When I used to comb my hair I would always do it on soaking wet hair with a little bit of conditioner in it. Now that I strictly finger detangle I start detangling on dry hair, and when (pre-wash) and when I wash my hair in the shower, as the water is running through my hair I used conditioner and gently finger detangle (in sections). This really works for me and I only have to detangle about tow-three times a month. (Which usually takes about three hours).


I only detangle on damp hair. I finger-detangle stretched, sectioned (8-10 parts), dampened (via spray bottle) and oiled hair before shampooing. After detangling each section, I twist it. Afterwards I shampoo in the same twists. These two methods have greatly minimized breakage in my highly textured and tightly coiled hair.

P.S. Lately I’ve experimented with detangling with conditioner applied to dry hair. This works similarly to my dampened and oiled detangling process.


Thats the exact method I use


Awesome! JC from the Natural Haven blog uses this method too. Great minds think alike.


I’m going to have to try this. My hair has gotten pretty long, but I think it could be eevn longer if I actually found a detangling method that worked for me. This is the only thing missing from my regimen. I’m just not that patient when I detangle, especially since my hia rhas grown. It tangles soooo badly. I guess I just need to set aside some time on my Sunday wash days & just DO IT! LOL. Thanks for the methodology.


Your welcome! I hope it works well for you.

I have to say that I absolutely love your site because your posts are always informative and straight to the point. 🙂 I usually detangle with my hair wet because doing it dry takes WAY too much time and patience that I just don’t have. lol I wish I did because I’m sure doing it dry is better but it’s just easier for me with wet hair. I have 4b type hair, so the curl is very tight and my hair gets VERY dry-very quickly…and this leads to so much breakage if I detangle dry. If I had a looser… Read more »

I use a combo of both. At first I will take my hair down with oil and run my fingers through each section of hair. Then I add my conditioner that is mixed with oil into each section and start to detangle with my fingers and comb. I may change this method in the future if I figure out what works best for me.

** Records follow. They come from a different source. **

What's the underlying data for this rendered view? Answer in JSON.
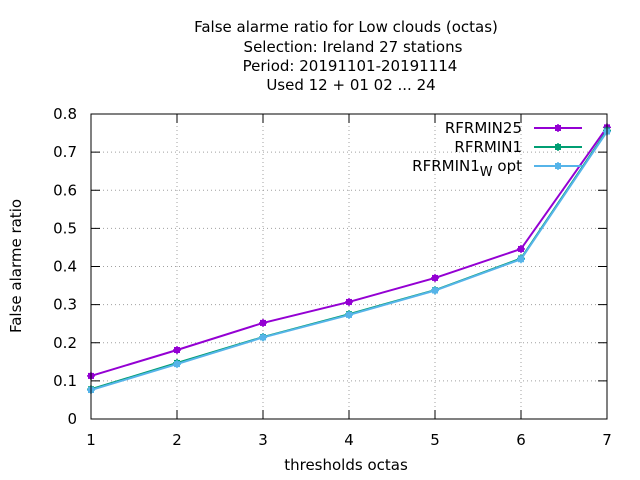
{
  "title_lines": [
    "False alarme ratio  for Low clouds (octas)",
    "Selection: Ireland      27 stations",
    "Period: 20191101-20191114",
    "Used  12 + 01 02 ... 24"
  ],
  "chart_data": {
    "type": "line",
    "xlabel": "thresholds octas",
    "ylabel": "False alarme ratio",
    "x": [
      1,
      2,
      3,
      4,
      5,
      6,
      7
    ],
    "xlim": [
      1,
      7
    ],
    "ylim": [
      0,
      0.8
    ],
    "xticks": [
      "1",
      "2",
      "3",
      "4",
      "5",
      "6",
      "7"
    ],
    "yticks": [
      "0",
      "0.1",
      "0.2",
      "0.3",
      "0.4",
      "0.5",
      "0.6",
      "0.7",
      "0.8"
    ],
    "grid": true,
    "legend_position": "top-right",
    "series": [
      {
        "name": "RFRMIN25",
        "color": "#9400d3",
        "values": [
          0.113,
          0.181,
          0.252,
          0.307,
          0.37,
          0.446,
          0.765
        ]
      },
      {
        "name": "RFRMIN1",
        "color": "#009e73",
        "values": [
          0.078,
          0.147,
          0.215,
          0.275,
          0.338,
          0.421,
          0.757
        ]
      },
      {
        "name": "RFRMIN1",
        "name_subscript": "W",
        "name_suffix": " opt",
        "color": "#56b4e9",
        "values": [
          0.076,
          0.144,
          0.214,
          0.273,
          0.337,
          0.419,
          0.754
        ]
      }
    ]
  }
}
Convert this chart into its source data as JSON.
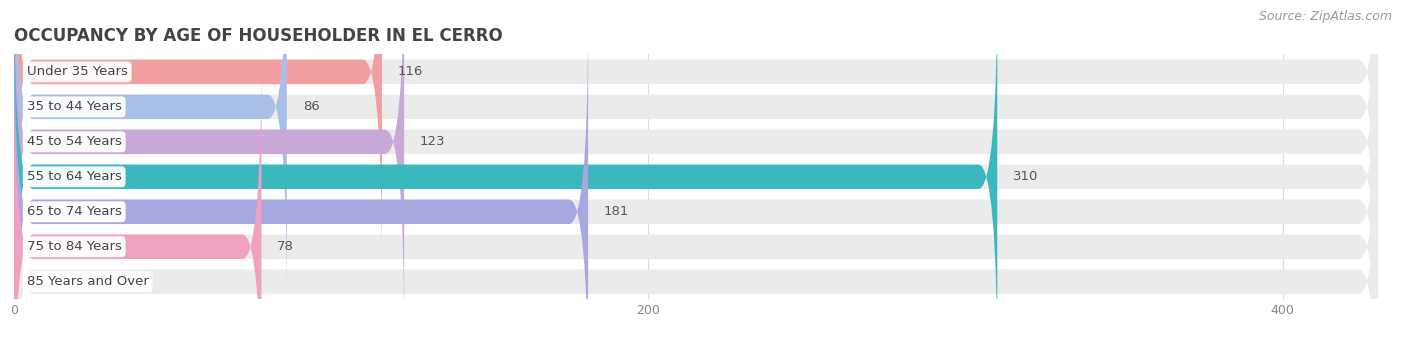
{
  "title": "OCCUPANCY BY AGE OF HOUSEHOLDER IN EL CERRO",
  "source": "Source: ZipAtlas.com",
  "categories": [
    "Under 35 Years",
    "35 to 44 Years",
    "45 to 54 Years",
    "55 to 64 Years",
    "65 to 74 Years",
    "75 to 84 Years",
    "85 Years and Over"
  ],
  "values": [
    116,
    86,
    123,
    310,
    181,
    78,
    0
  ],
  "bar_colors": [
    "#f0a0a0",
    "#a8c0e8",
    "#c8a8d8",
    "#3ab8be",
    "#a8a8e0",
    "#f0a0c0",
    "#f8d8a8"
  ],
  "bar_bg_color": "#ebebeb",
  "xlim_max": 430,
  "xticks": [
    0,
    200,
    400
  ],
  "title_fontsize": 12,
  "label_fontsize": 9.5,
  "value_fontsize": 9.5,
  "bar_height": 0.7,
  "background_color": "#ffffff",
  "value_color_outside": "#555555",
  "value_color_inside": "#ffffff",
  "title_color": "#444444",
  "source_color": "#999999",
  "source_fontsize": 9,
  "grid_color": "#dddddd",
  "label_bg_color": "#ffffff"
}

Wet (or damp) detangling works best for me. I either do it in the shower or I do it after wrapping my head in a Turbie Twist for about ten minutes, soaking with leave-in conditioner and an oil of my choice.

Lacoya (thesupercoya)

Definitely a “dry” method. After I have deep conditioned, I allow my hair to dry to about 60% or more, and then mist with water and detangle with Kinky Curly Knot Today. Once I am done, I am ready to mist again, apply an oil along with a styling butter, and style. I’ve tried both methods, and this one (for my hair) leads to the least amount of breakage.